My thoughts are full of to do lists.  Unload the kiln.  Tidy up the new pieces.  Label the sculpture.  Price my work and make an inventory list.  Finish waxing my late friends raku pieces.  Pack it all up.  Then the questions pop out like ghosts on Halloween.  Will everything in the kiln make it in one piece? Do I price my raku pieces differently than my glazed pieces?  How am I going to pack, haul, deliver and set up all the pieces at the show?

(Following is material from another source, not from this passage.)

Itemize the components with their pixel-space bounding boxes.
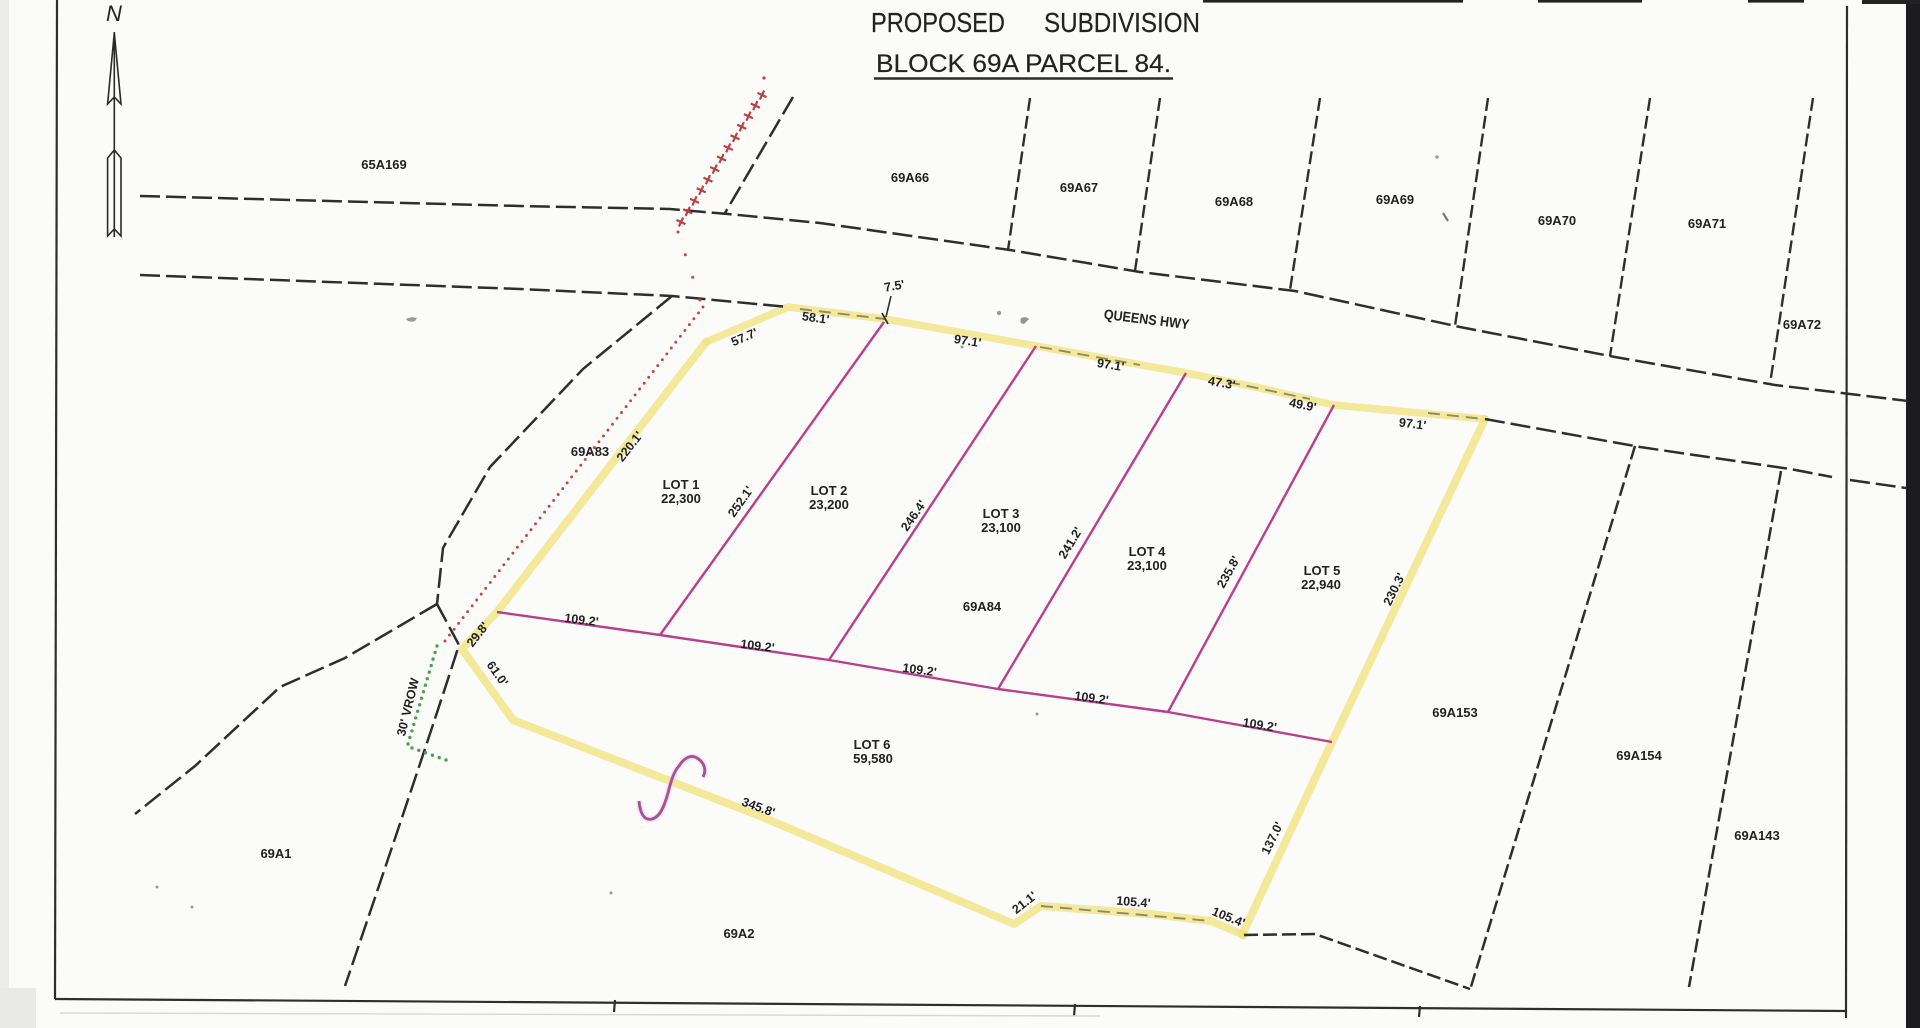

Can I lift and carry it all myself?  What kind of parking will be available?  How am I going to get my car into the new loading area?  

No wonder I'm waking up at 5 am.  I need to stop the wheels in my head before I crash.

How? 

Breathe.  Now.  

Choose one thing I can do right now.  Do it.  Choose the next thing.  Do that.  

Saturday, I did my horsehair raku firing.  Check.

Monday, I glazed my new bisque ware.  Tuesday I loaded and fired my last glaze load for the show.  Check and check.

Wednesday, I waxed my horsehair raku pieces.  Check.

Today, I glued the hangers on my raku mask.  Put on the hanging wire.  Check.

Am I ready, yet?  The answer: No.

Will I be ready?  The truth is yes.  I will be ready because I'm doing all the things that need to be done, one by one.  And here's that word of the year again, faith, revealing itself.  I have faith somewhere deep inside that it will all work out.  

I can't stop my fears creeping up on me, but I can keep the faith and keep moving along.  
Step by step.


 

Monday, April 20, 2015

Experimenting.

(Gingko jar)

I love experimenting.  Asking myself the question: What if?  Taking out a material I've never tried and trying it.  Combining an old technique with a new to me process.  Catching a whiff of an idea and following it.  

It's thrilling.  And scary.  

The thrill of unloading a kiln full of new porcelain pieces is something, 5 years ago, I'd never dreamed I could do.  I'd had a bad clay experience in my past and I was afraid of more failure.  I went back to school and learned more but I was still scared.  Until one day, while folding wash, I saw I had a choice.  Choose fear and fold up my dreams or feel the thrill of throwing clay anyway.  I put the clothes down and picked up my clay.  

I'm still throwing and I love it.  Yes, I've had my share of cracked pots alongside beautiful bowls.
(Happy dotty bowls)

I love drinking coffee in my own mugs and putting candy in my own porcelain bowls.  But I'm not an expert or a production potter, and frankly, that's ok with me.  Because while my hands are busy throwing or hand building, my imagination begins to spin.  Questions come up and ideas peek out waving at me.  

What if?  How about trying this? Or why is that?

So I throw a bottom and hand build a top and it's a vase.
(Thrown and hand built vases...the tops remind me of tuxedo shirts.)

I take my favorite leaf form and try out a sculpture idea.
(Leaf Fairies)

I challenge myself to learn how to make a long, narrow neck vase.  And then I cut it off and make different shape.
(Long necked sgraffito vases)

I've got many experiments that may never come out of my studio closet.  But that's ok, too.  Because this isn't about success or failure, this is about the thrill of following an idea wherever it leads me.  Some might call that fickleness or folly but I call it fun.  
(Inside my studio closet...the pieces that haven't made it out yet.)

And the biggest surprise?  Is that years later, the experiments in that closet turn out to be just the right solution to a new problem.